TBMM Başkanı Şentop, 12 Eylül 2010'da bu sefer askeri yargıyla ilgili Anayasa değişikliği yapıldığını ve bir sınırlama getirildiğini anlatarak, "Daha sonra FETÖ tamamen tasfiye edilmiş.
Eğer bu dikkate alınacak olursa 15 Temmuz'dan sonra 16 Nisan 2017'de, bu sefer askeri yargıyla ilgili Anayasa'daki 145. maddeyi tamamen kaldırmışız Anayasa değişikliğinde. Bu vesayetle mücadelede birçok adımdan bir tanesi." diye konuştu.
"FETÖ'cü generalleri sivil yargıda yargılayamazdık"

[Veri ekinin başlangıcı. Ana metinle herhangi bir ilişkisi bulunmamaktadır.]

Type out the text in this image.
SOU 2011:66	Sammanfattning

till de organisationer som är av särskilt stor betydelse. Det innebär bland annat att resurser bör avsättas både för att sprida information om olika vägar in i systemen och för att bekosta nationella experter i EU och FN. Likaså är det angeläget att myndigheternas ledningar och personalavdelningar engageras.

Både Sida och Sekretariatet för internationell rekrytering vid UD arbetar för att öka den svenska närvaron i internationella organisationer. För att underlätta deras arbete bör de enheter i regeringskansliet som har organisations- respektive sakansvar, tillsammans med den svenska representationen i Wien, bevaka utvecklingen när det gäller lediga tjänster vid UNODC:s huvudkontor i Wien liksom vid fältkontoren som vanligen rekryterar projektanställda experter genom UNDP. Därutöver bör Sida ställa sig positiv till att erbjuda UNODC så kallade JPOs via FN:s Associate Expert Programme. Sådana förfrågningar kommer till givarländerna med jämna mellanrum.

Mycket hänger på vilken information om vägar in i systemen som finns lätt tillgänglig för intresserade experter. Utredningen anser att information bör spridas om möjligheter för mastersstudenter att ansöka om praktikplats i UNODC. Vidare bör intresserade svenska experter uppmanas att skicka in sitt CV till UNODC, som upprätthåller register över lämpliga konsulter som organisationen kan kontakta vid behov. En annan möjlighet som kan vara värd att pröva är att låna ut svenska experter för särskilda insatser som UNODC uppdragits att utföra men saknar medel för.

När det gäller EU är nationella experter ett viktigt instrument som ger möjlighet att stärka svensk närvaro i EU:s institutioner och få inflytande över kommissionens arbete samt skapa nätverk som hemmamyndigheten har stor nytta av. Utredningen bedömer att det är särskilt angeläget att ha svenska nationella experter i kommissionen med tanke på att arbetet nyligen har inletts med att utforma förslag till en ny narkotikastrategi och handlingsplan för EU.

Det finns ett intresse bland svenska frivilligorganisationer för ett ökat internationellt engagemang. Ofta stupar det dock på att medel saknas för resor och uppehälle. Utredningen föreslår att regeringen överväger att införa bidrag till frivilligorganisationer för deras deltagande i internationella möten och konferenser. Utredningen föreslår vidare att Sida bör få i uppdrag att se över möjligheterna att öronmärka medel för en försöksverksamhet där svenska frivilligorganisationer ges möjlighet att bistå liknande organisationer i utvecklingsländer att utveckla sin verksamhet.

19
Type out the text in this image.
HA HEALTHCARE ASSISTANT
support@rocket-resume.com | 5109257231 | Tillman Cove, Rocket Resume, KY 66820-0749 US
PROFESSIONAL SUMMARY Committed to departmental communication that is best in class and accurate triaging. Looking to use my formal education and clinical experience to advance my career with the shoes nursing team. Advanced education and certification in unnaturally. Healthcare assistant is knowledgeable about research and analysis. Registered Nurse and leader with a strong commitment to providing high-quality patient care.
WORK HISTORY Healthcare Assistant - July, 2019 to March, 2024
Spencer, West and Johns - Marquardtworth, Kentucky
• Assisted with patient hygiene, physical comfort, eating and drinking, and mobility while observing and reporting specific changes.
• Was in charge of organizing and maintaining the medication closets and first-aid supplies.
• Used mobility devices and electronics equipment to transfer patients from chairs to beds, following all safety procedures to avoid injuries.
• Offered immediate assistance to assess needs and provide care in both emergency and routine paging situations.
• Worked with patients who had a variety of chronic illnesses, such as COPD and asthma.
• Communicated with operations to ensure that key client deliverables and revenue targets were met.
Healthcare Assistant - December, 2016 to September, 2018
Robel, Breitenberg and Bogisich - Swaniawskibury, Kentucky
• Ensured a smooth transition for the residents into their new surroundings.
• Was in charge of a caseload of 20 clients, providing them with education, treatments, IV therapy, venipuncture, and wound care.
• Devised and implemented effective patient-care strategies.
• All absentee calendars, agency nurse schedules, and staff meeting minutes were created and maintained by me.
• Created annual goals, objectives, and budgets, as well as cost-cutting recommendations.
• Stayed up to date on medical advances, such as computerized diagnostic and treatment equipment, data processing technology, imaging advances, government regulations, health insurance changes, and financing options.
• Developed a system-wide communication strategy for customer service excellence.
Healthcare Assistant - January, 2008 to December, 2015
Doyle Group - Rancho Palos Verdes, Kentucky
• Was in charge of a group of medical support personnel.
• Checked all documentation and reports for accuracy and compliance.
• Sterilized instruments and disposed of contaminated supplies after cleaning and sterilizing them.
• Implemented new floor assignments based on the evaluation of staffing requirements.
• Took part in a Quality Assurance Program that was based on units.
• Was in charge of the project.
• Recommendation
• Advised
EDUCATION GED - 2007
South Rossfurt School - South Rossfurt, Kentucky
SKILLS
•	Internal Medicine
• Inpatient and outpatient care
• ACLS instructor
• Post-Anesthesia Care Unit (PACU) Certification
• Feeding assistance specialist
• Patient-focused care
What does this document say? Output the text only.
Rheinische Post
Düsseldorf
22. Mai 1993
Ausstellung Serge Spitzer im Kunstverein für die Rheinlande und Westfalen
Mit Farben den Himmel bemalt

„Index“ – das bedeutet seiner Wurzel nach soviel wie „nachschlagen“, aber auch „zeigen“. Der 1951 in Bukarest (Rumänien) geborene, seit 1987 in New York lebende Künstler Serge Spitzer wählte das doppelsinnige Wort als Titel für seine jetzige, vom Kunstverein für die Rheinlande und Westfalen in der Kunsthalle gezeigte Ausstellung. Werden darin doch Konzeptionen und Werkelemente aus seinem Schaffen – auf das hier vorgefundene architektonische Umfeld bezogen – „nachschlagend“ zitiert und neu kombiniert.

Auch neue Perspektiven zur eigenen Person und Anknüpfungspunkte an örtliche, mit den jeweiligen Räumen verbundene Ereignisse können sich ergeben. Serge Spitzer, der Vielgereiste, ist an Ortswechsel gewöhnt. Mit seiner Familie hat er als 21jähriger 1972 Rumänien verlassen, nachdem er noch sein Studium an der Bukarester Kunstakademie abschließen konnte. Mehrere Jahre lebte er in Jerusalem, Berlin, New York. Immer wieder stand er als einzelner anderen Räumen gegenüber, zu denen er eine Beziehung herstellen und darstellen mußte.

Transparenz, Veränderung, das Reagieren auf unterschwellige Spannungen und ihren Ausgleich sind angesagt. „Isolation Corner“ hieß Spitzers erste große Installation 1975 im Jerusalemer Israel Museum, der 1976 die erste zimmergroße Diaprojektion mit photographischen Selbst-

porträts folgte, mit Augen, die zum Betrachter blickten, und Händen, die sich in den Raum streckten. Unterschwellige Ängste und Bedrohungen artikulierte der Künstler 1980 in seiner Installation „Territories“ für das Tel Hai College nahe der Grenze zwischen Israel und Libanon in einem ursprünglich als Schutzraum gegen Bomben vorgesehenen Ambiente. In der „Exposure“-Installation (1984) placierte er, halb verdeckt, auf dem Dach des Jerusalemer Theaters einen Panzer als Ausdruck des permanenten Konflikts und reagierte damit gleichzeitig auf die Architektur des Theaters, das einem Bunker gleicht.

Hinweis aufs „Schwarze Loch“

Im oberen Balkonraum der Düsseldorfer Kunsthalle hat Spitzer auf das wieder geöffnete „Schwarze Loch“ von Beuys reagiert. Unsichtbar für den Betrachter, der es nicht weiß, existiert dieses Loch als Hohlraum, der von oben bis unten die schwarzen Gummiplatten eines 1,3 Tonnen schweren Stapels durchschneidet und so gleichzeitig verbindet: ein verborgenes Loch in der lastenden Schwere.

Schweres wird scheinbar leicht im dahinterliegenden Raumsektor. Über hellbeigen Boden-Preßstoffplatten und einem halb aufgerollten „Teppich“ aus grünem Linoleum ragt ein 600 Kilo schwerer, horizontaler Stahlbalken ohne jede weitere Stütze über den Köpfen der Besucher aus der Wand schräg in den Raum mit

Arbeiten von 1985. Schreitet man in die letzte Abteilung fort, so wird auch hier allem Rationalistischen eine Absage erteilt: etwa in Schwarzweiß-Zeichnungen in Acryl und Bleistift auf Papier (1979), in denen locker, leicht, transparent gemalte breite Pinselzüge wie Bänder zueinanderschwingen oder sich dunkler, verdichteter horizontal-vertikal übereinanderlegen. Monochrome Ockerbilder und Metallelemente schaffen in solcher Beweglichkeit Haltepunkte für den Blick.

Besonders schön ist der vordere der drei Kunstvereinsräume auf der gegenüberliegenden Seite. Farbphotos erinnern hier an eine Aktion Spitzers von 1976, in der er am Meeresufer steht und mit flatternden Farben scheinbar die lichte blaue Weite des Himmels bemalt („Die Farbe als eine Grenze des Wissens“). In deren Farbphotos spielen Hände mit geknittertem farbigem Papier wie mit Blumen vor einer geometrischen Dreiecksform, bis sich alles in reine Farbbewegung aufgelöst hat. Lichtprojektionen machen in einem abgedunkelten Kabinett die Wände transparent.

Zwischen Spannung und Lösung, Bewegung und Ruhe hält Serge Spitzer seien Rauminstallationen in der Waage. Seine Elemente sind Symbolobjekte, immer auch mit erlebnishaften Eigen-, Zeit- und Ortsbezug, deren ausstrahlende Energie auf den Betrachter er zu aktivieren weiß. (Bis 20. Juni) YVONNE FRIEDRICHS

"12 Eylül 2010 referandumunu FETÖ'cülerin desteklediği" söylemlerini hatırlatan Şentop, şunları kaydetti:
"Fakat biz, 12 Eylül 2010 referandumunda askeri yargının alanını daraltan, anayasal düzene karşı suçlar bakımından istisna getiren, sivil yargıyı etkin kılan bir düzenlemeyi yapmasaydık 15 Temmuz'dan sonra FETÖ'cü generalleri sivil yargıda yargılayamazdık.
'Bunu FETÖ'cüler yaptı' falan değil. Hukuk kuralları böyle bir şeydir. Aslında objektif kurallardır, düzenlemelerdir. Bazıları belki bir şeyler murat edebilir, o kuralları yaparak bir sonuç elde etmeye çalışır ama bazen o kurallar, onların da aleyhine sonuç doğuracak şekilde uygulanır.
Dolayısıyla hukuk kuralları, Meclisin yasama faaliyetleri çerçevesinde ben herkesi daha dikkatli konuşmaya davet ediyorum.
Yasama süreci devam ediyor ve sonuç ortak akılla üretiliyor. Parlamentonun bu anlamda yanlış yapmayacağına inanıyorum.
Kasıtlı olarak yanlış yapmayacağına herkesin de inanması gerekir."